Numa assembleia considerada histórica, os jornalistas do jornal argentino La Nación repudiaram o editorial publicado no dia 23 de novembro que, sob o título “Chega de vingança”, defendeu uma revisão das penas dos responsáveis pela repressão sangrenta da ditadura militar de 1976-83.
O texto esbraveja contra o “vergonhoso” padecimento dos condenados, processados e inclusive suspeitos de terem cometido delitos durante os anos da repressão subversiva e que se encontram em prisões apesar da sua anciania”.
Antes, compara as organizações de esquerda que fizeram a luta armada contra a ditadura com os atentados em Paris da semana passada: “a esquerda ideologicamente comprometida com os grupos terroristas que assassinaram aqui com armas, bombas (…) que em nada se diferenciam com os que provocaram sexta 13 em Paris a comoção que abalou o mundo”.
Repúdio dos jornalistas
Logo a seguir à publicação, pelo twitter, os protestos dos jornalistas multiplicaram-se:
“Trabalho em La Nación, mas não concordo com o editorial de hoje. Não sou o único jornalista de LN que pensa assim”.

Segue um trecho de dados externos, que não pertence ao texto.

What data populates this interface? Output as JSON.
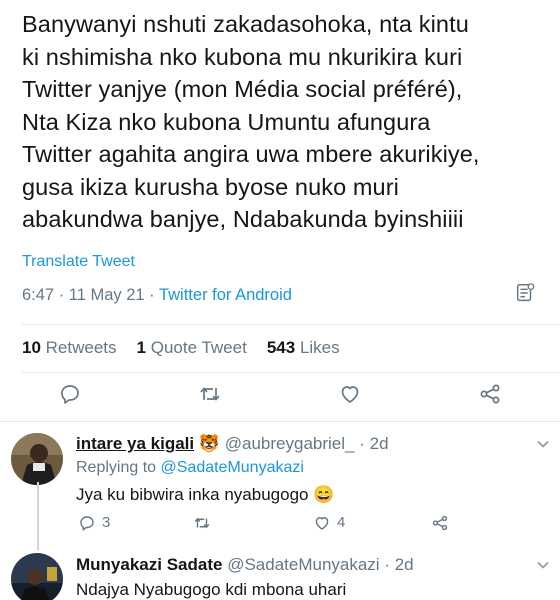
{
  "tweet": {
    "text_lines": [
      "Banywanyi nshuti zakadasohoka, nta kintu",
      "ki nshimisha nko kubona mu nkurikira kuri",
      "Twitter yanjye (mon Média social préféré),",
      "Nta Kiza nko kubona Umuntu afungura",
      "Twitter agahita angira uwa mbere akurikiye,",
      "gusa ikiza kurusha byose nuko muri",
      "abakundwa banjye, Ndabakunda byinshiiii"
    ],
    "translate_label": "Translate Tweet",
    "time": "6:47 · 11 May 21 · ",
    "source": "Twitter for Android",
    "retweets_count": "10",
    "retweets_label": "Retweets",
    "quotes_count": "1",
    "quotes_label": "Quote Tweet",
    "likes_count": "543",
    "likes_label": "Likes"
  },
  "replies": [
    {
      "name": "intare ya kigali",
      "emoji": "🐯",
      "handle": "@aubreygabriel_",
      "age": "· 2d",
      "replying_prefix": "Replying to ",
      "replying_to": "@SadateMunyakazi",
      "text": "Jya ku bibwira inka nyabugogo 😄",
      "reply_count": "3",
      "like_count": "4"
    },
    {
      "name": "Munyakazi Sadate",
      "handle": "@SadateMunyakazi",
      "age": "· 2d",
      "text": "Ndajya Nyabugogo kdi mbona uhari"
    }
  ],
  "colors": {
    "text": "#14171a",
    "secondary": "#657786",
    "link": "#1b95e0",
    "divider": "#e1e8ed"
  },
  "icons": [
    "reply-icon",
    "retweet-icon",
    "like-icon",
    "share-icon",
    "analytics-icon",
    "chevron-down-icon"
  ]
}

“Trabalho para o jornal La Nación. O editorial de hoje é grave sob qualquer perspetiva. Um tiro contra a democracia e o país”.
“Repudio o editorial de La Nación de hoje. Nem esquecimento, nem perdão. Não ajuda nem um pouco ao governo que apela ao entendimento. Triste”.
“O editorial representa a empresa, não os seus trabalhadores”.
Outro twit observava:
“Há algo de bom no editorial de hoje do La Nación: gerou uma onda de repúdio sem precedentes entre os trabalhadores do jornal”.
“É um orgulho ver que tantos camaradas de trabalho repudiam o editorial”.
“Eu repudio o editorial”
Na mesma tarde, os jornalistas fizeram uma “assembleia histórica” e posaram para uma foto na redação, em que exibiam uma faixa: “Eu repudio o editorial”.
Pouco depois, o jornal publicou no seu site um texto sobre a repercussão negativa do episódio. No final, reproduzia a nota dos jornalistas, mas esta foi suprimida pouco depois, sem qualquer justificativa. A nota, porém, pode ser lida noutro site, e é assinada pelas “comissões internas de imprensa e gráficos”:
“Nós, que trabalhamos no jornal La Nación, nas revistas editadas pela empresa, nas versões online de todos os seus produtos jornalísticos, entendemos que a vida democrática implica o convívio de distintas ideias, projetos e identidades políticas. Entre estas paredes, convivem trabalhadores que expressam essa diversidade e, a partir das nossas diferenças, construímos um sentido comum. A partir dessa diversidade, repudiamos a lógica que o editorial de hoje pretende construir, que em nada nos representa, ao igualar as vítimas do terrorismo de Estado e as ações na Justiça em busca de reparação nos casos de delitos de lesa-humanidade às punições a presos comuns e a ‘uma cultura de vingança’”.
Para não esquecer
O número atual de “desaparecidos” da ditadura militar da Argentina de 1976-83 é de 8.961 pessoas, mas pode ter chegado a 22 mil, segundo um relatório dos serviços de informações chilenas de 1978, ou a 30 mil, segundo as Mães da Praça de Maio. A maioria das vítimas eram jovens menores de 35 anos, de profissão operário ou estudante, e que foram detidos nas suas casas à noite.
De acordo com o balanço do Centro de Estudos Legais e Sociais, 2051 militares e torcionários do regime foram processadas por crimes de Lesa Humanidade. Até agora, 592 foram condenados e 53 absolvidos. Há 1046 presos, dos quais cerca de metade em prisão domiciliar. Outros 606 estão a ser processados em liberdade.
O primeiro presidente da Junta Militar, Jorge Videla, foi condenado em dezembro de 2010 à prisão perpétua. Morreu na prisão em 2013.
Este texto baseia-se em parte no artigo “Jornalistas argentinos dão exemplo de dignidade” da jornalista e professora de jornalismo na Universidade Federal Fluminense Sylvia Moretzsohn.